How many great “not-for-profit” educational and research bodies do we have, that are not dependent on government grants on a recurring basis? Surely, there are many charitable institutions, but many of them are quite profitable set ups! Also ask why fees in Indian educational institutions set world records!

India lags in the creation of world class institutions with autonomy because our rules governing autonomous educational and research institutions are too restrictive. A donation may build a hostel or a big main building, or a new school. Our system allows that. However, the continued use of such capital investments needs to be matched by “revenue expenditure” which meets the costs of running the activity year after year. We need endowments, wisely invested, to give a good return. Our system hampers this, saying endowment funds need to be invested only in “approved securities”, which exclude equities. Our constitution does not say that profit making entities are born in sin, but we usually practice that belief in our governance!

Of course, exemplary safeguards are necessary when tax-exempt endowment funds are managed. There cannot be a whiff of corruption, partiality, etc. This does not mean that the only investments allowed are those which lose half the earnings to inflation! Efficient investment requires investing in equities. Allowing endowments to reputed institutions to be used efficiently is the surest way of making education affordable. Endowments reduce the dependence on fees paid by students. They allow the institutions to choose the students most likely to be the best scholars; not the ones who can buy seats at any cost!
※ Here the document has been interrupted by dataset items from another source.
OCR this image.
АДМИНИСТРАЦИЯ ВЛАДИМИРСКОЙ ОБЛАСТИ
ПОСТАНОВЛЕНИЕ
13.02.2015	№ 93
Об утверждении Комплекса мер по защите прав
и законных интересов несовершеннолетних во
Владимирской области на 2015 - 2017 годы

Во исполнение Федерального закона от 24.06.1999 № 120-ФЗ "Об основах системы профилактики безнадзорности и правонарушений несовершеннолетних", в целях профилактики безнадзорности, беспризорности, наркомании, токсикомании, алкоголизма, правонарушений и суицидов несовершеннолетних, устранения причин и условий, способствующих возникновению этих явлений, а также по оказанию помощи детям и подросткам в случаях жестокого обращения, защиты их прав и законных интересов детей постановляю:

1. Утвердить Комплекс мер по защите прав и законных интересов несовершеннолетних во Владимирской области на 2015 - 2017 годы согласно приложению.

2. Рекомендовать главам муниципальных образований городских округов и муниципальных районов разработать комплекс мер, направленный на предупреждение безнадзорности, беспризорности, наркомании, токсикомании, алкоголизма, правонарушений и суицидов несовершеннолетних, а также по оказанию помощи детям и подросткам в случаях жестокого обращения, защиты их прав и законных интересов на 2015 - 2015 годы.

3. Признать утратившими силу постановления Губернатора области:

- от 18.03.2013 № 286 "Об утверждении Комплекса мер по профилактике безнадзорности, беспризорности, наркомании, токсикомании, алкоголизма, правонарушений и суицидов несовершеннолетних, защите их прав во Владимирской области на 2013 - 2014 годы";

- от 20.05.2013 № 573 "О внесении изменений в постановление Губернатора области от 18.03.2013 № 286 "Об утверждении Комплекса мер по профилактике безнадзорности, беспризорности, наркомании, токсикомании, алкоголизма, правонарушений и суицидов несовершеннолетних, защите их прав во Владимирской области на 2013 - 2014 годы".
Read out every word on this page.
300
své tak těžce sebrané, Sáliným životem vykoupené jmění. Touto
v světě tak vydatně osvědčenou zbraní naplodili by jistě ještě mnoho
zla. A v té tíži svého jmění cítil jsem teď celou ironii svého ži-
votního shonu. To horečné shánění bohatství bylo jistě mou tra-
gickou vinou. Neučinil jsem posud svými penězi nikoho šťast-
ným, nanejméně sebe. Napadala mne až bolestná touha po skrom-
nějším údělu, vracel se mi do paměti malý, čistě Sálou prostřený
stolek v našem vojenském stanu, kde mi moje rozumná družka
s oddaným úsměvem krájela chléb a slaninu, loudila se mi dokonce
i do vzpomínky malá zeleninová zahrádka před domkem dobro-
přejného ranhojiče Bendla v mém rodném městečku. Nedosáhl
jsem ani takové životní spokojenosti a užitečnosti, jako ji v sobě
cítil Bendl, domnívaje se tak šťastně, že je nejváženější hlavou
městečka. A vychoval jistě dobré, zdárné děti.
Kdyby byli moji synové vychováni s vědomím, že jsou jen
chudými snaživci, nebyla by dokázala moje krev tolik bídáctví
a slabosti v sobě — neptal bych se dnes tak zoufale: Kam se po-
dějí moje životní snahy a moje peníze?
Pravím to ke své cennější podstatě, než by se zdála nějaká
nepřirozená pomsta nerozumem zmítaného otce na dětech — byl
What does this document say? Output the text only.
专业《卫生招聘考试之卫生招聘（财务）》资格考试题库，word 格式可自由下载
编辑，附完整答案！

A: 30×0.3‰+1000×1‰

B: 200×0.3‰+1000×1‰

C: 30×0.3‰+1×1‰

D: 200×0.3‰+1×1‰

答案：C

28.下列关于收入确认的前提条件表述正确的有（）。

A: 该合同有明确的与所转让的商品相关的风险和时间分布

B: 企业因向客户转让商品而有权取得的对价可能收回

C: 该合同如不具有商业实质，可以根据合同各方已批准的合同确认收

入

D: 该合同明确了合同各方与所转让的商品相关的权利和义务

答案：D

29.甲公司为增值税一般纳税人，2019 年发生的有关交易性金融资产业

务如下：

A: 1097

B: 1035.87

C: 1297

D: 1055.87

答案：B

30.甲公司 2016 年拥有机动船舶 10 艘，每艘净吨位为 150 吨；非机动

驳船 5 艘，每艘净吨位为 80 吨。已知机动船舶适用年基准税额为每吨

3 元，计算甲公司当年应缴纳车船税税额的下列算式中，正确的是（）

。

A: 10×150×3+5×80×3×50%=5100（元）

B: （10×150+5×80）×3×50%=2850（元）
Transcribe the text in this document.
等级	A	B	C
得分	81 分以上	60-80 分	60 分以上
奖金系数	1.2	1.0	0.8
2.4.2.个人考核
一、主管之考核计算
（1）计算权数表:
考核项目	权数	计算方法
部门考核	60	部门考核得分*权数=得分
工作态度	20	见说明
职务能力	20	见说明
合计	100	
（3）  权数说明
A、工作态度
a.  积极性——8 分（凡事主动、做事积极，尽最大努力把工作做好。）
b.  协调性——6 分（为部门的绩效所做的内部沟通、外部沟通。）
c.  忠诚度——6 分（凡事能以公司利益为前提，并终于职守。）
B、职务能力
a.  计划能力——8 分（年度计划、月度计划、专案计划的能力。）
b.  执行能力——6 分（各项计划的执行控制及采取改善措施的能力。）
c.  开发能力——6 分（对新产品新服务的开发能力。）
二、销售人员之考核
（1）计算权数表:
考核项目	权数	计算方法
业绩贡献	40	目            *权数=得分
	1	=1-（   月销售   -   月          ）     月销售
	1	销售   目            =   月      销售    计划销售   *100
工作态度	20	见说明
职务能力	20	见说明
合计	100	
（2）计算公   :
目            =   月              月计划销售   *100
There seems to be one way to have the cake and eat it too! Include approved index funds in the list of approved securities. This means that the recipient institutions cannot selectively invest endowments in companies run by brothers-in-law of influential people! They cannot gamble on the success of fly-by-night companies! It also means that the endowment would not crash to junk status unless the whole country’s economy crashes! With good oversight by SEBI, index funds seem to be quite reliable in India.

We do not need big bureaucracy to tell every educational institution how to invest its endowment funds. We do not have to “take over” every institution under government control as soon as it becomes big enough to earn an international reputation.

Do we have the will power to do something like this? Or is it easier to let lakhs of students go out every year to get an education they can afford?